1. Loibl S, Sikov WM, Huober J, et al: Event-free survival, overall survival, and safety of adding veliparib plus carboplatin or carboplatin alone to neoadjuvant chemotherapy in triple-negative breast cancer after ≥ 4 years of follow-up: BrighTNess, a randomized phase 3 trial. ESMO Congress 2021. Abstract 1190. Presented September 17, 2021.

2. Loibl S, O’Shaughnessy J, Untch M, et al: Addition of the PARP inhibitor veliparib plus carboplatin or carboplatin alone to standard neoadjuvant chemotherapy in triple-negative breast cancer (BrighTNess): A randomised, phase 3 trial. Lancet Oncol 19:497-509, 2018.

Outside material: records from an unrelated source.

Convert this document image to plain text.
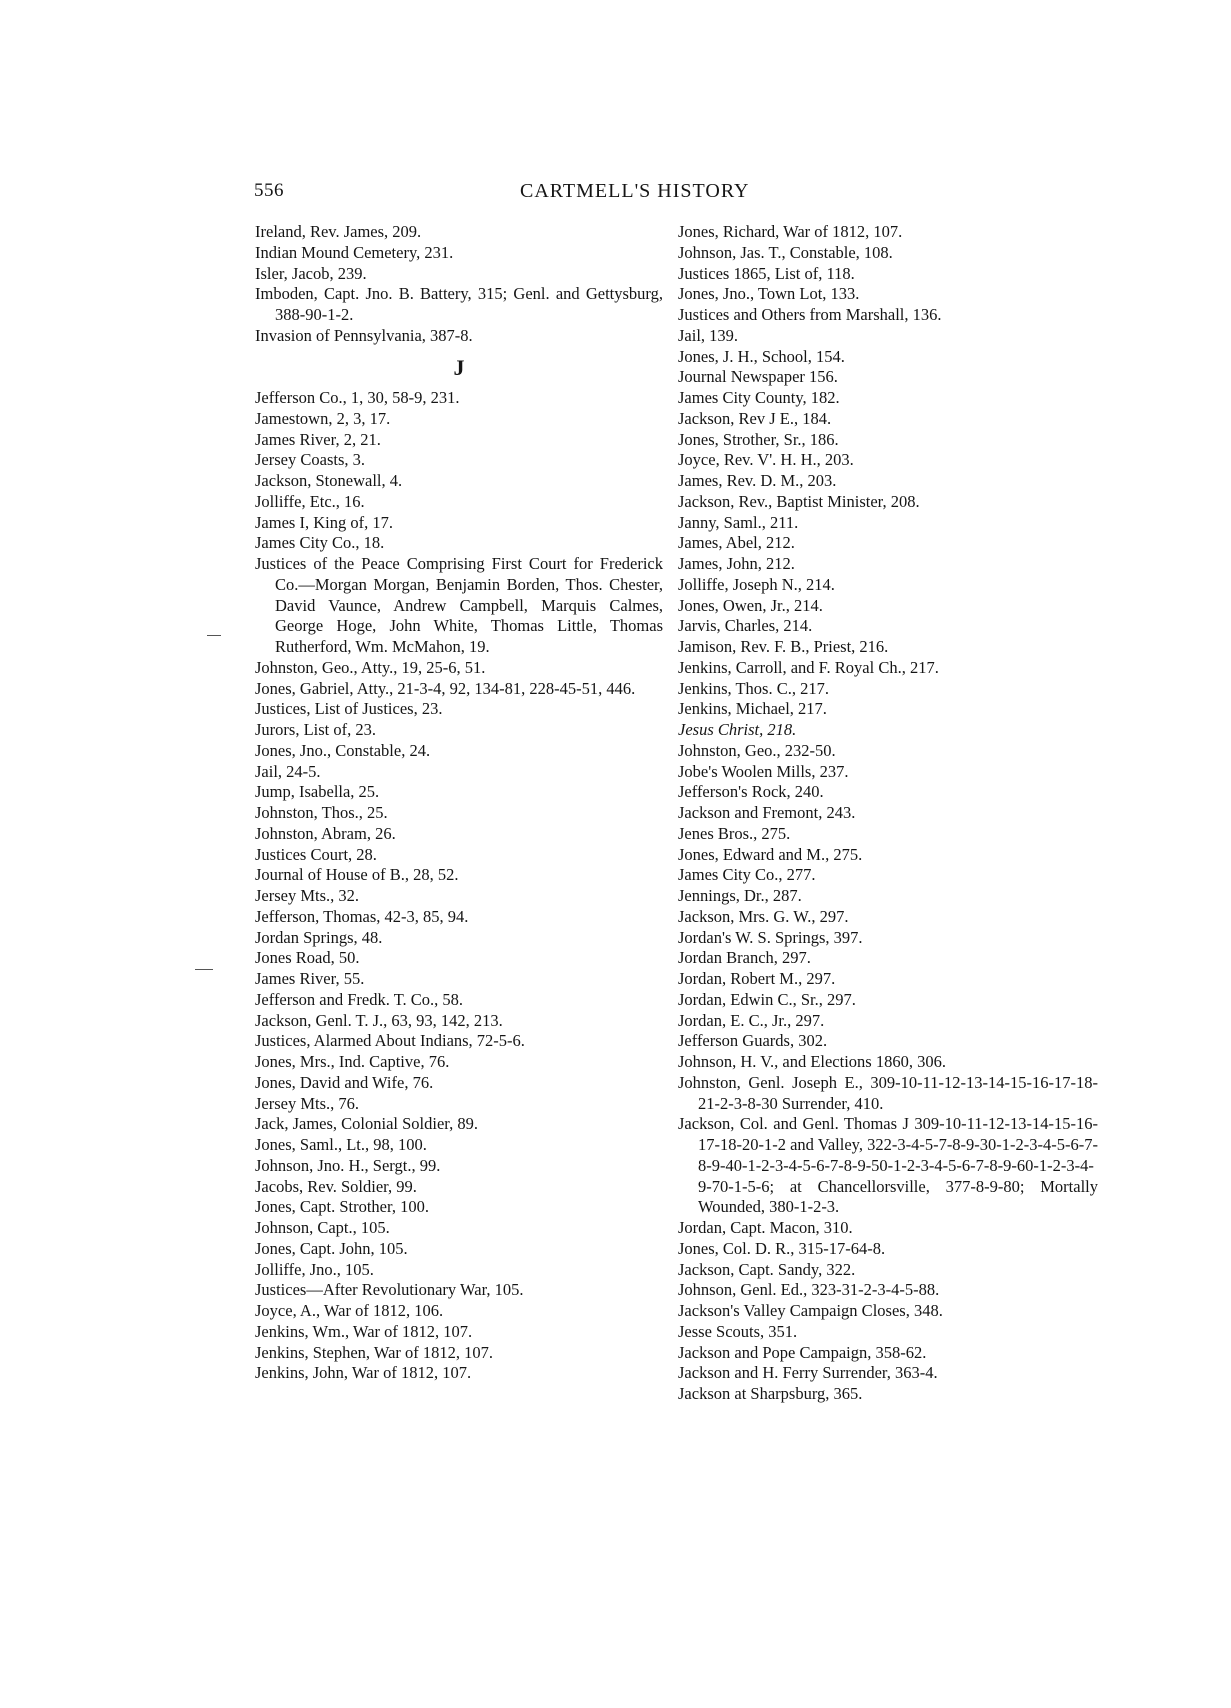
556	CARTMELL'S HISTORY

Ireland, Rev. James, 209.

Indian Mound Cemetery, 231.

Isler, Jacob, 239.

Imboden, Capt. Jno. B. Battery, 315; Genl. and Gettysburg, 388-90-1-2.

Invasion of Pennsylvania, 387-8.

J

Jefferson Co., 1, 30, 58-9, 231.

Jamestown, 2, 3, 17.

James River, 2, 21.

Jersey Coasts, 3.

Jackson, Stonewall, 4.

Jolliffe, Etc., 16.

James I, King of, 17.

James City Co., 18.

Justices of the Peace Comprising First Court for Frederick Co.—Morgan Morgan, Benjamin Borden, Thos. Chester, David Vaunce, Andrew Campbell, Marquis Calmes, George Hoge, John White, Thomas Little, Thomas Rutherford, Wm. McMahon, 19.

Johnston, Geo., Atty., 19, 25-6, 51.

Jones, Gabriel, Atty., 21-3-4, 92, 134-81, 228-45-51, 446.

Justices, List of Justices, 23.

Jurors, List of, 23.

Jones, Jno., Constable, 24.

Jail, 24-5.

Jump, Isabella, 25.

Johnston, Thos., 25.

Johnston, Abram, 26.

Justices Court, 28.

Journal of House of B., 28, 52.

Jersey Mts., 32.

Jefferson, Thomas, 42-3, 85, 94.

Jordan Springs, 48.

Jones Road, 50.

James River, 55.

Jefferson and Fredk. T. Co., 58.

Jackson, Genl. T. J., 63, 93, 142, 213.

Justices, Alarmed About Indians, 72-5-6.

Jones, Mrs., Ind. Captive, 76.

Jones, David and Wife, 76.

Jersey Mts., 76.

Jack, James, Colonial Soldier, 89.

Jones, Saml., Lt., 98, 100.

Johnson, Jno. H., Sergt., 99.

Jacobs, Rev. Soldier, 99.

Jones, Capt. Strother, 100.

Johnson, Capt., 105.

Jones, Capt. John, 105.

Jolliffe, Jno., 105.

Justices—After Revolutionary War, 105.

Joyce, A., War of 1812, 106.

Jenkins, Wm., War of 1812, 107.

Jenkins, Stephen, War of 1812, 107.

Jenkins, John, War of 1812, 107.

Jones, Richard, War of 1812, 107.

Johnson, Jas. T., Constable, 108.

Justices 1865, List of, 118.

Jones, Jno., Town Lot, 133.

Justices and Others from Marshall, 136.

Jail, 139.

Jones, J. H., School, 154.

Journal Newspaper 156.

James City County, 182.

Jackson, Rev J E., 184.

Jones, Strother, Sr., 186.

Joyce, Rev. V'. H. H., 203.

James, Rev. D. M., 203.

Jackson, Rev., Baptist Minister, 208.

Janny, Saml., 211.

James, Abel, 212.

James, John, 212.

Jolliffe, Joseph N., 214.

Jones, Owen, Jr., 214.

Jarvis, Charles, 214.

Jamison, Rev. F. B., Priest, 216.

Jenkins, Carroll, and F. Royal Ch., 217.

Jenkins, Thos. C., 217.

Jenkins, Michael, 217.

Jesus Christ, 218.

Johnston, Geo., 232-50.

Jobe's Woolen Mills, 237.

Jefferson's Rock, 240.

Jackson and Fremont, 243.

Jenes Bros., 275.

Jones, Edward and M., 275.

James City Co., 277.

Jennings, Dr., 287.

Jackson, Mrs. G. W., 297.

Jordan's W. S. Springs, 397.

Jordan Branch, 297.

Jordan, Robert M., 297.

Jordan, Edwin C., Sr., 297.

Jordan, E. C., Jr., 297.

Jefferson Guards, 302.

Johnson, H. V., and Elections 1860, 306.

Johnston, Genl. Joseph E., 309-10-11-12-13-14-15-16-17-18-21-2-3-8-30 Surrender, 410.

Jackson, Col. and Genl. Thomas J 309-10-11-12-13-14-15-16-17-18-20-1-2 and Valley, 322-3-4-5-7-8-9-30-1-2-3-4-5-6-7-8-9-40-1-2-3-4-5-6-7-8-9-50-1-2-3-4-5-6-7-8-9-60-1-2-3-4-9-70-1-5-6; at Chancellorsville, 377-8-9-80; Mortally Wounded, 380-1-2-3.

Jordan, Capt. Macon, 310.

Jones, Col. D. R., 315-17-64-8.

Jackson, Capt. Sandy, 322.

Johnson, Genl. Ed., 323-31-2-3-4-5-88.

Jackson's Valley Campaign Closes, 348.

Jesse Scouts, 351.

Jackson and Pope Campaign, 358-62.

Jackson and H. Ferry Surrender, 363-4.

Jackson at Sharpsburg, 365.
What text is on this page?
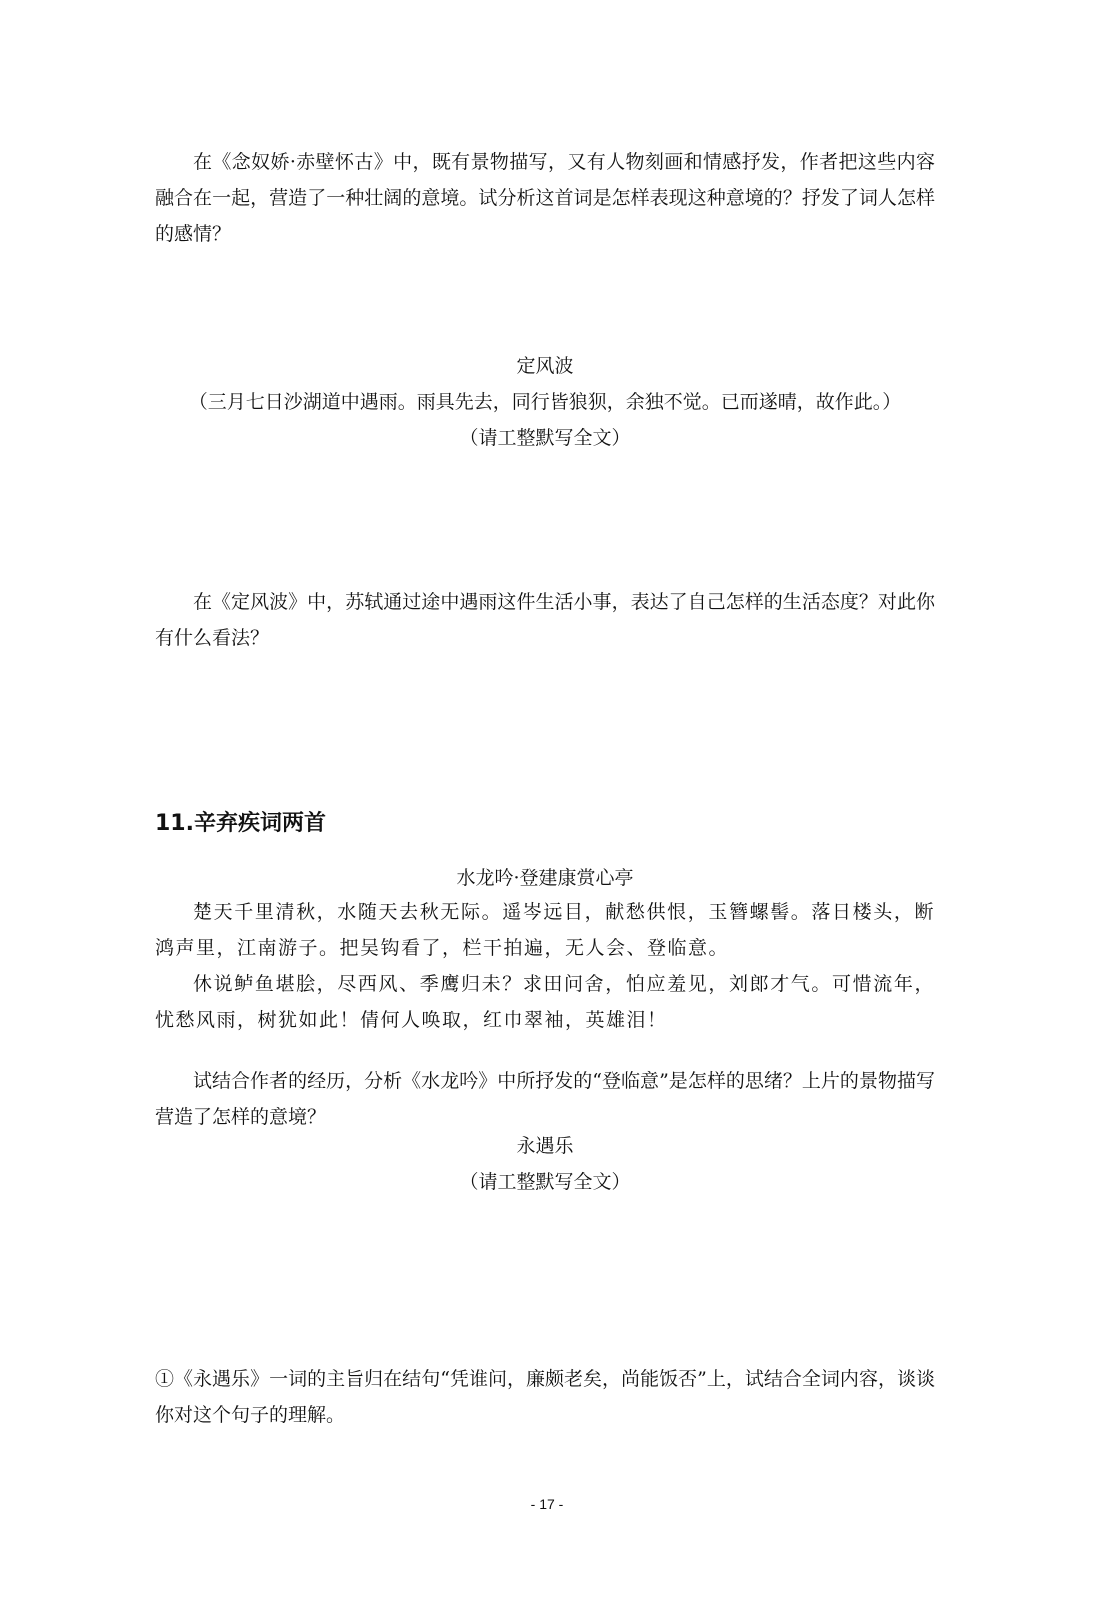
在《念奴娇·赤壁怀古》中，既有景物描写，又有人物刻画和情感抒发，作者把这些内容融合在一起，营造了一种壮阔的意境。试分析这首词是怎样表现这种意境的？抒发了词人怎样的感情？

定风波
（三月七日沙湖道中遇雨。雨具先去，同行皆狼狈，余独不觉。已而遂晴，故作此。）
（请工整默写全文）

在《定风波》中，苏轼通过途中遇雨这件生活小事，表达了自己怎样的生活态度？对此你有什么看法？

11.辛弃疾词两首
水龙吟·登建康赏心亭

楚天千里清秋，水随天去秋无际。遥岑远目，献愁供恨，玉簪螺髻。落日楼头，断鸿声里，江南游子。把吴钩看了，栏干拍遍，无人会、登临意。

休说鲈鱼堪脍，尽西风、季鹰归未？求田问舍，怕应羞见，刘郎才气。可惜流年，忧愁风雨，树犹如此！倩何人唤取，红巾翠袖，英雄泪！

试结合作者的经历，分析《水龙吟》中所抒发的“登临意”是怎样的思绪？上片的景物描写营造了怎样的意境？

永遇乐
（请工整默写全文）

①《永遇乐》一词的主旨归在结句“凭谁问，廉颇老矣，尚能饭否”上，试结合全词内容，谈谈你对这个句子的理解。

- 17 -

3. Sikov WM, Berry DA, Perou CM, et al: Impact of the addition of carboplatin and/or bevacizumab to neoadjuvant once-per-week paclitaxel followed by dose-dense doxorubicin and cyclophosphamide on pathologic complete response rates in stage II to III triple-negative breast cancer: CALGB 40603 (Alliance). J Clin Oncol 33:13-21, 2015.

4. von Minckwitz G, Schneeweiss A, Loibl S, et al: Neoadjuvant carboplatin in patients with triple-negative and HER2-positive early breast cancer (GeparSixto; GBG 66): A randomised phase 2 trial. Lancet Oncol 5:747-756, 2014.

5. Loibl S, Weber KE, Timms KE, et al: Survival analysis of carboplatin added to an anthracycline/taxane-based neoadjuvant chemotherapy and HRD score as predictor of response: Final results from GeparSixto. Ann Oncol 29:2341-2347, 2018.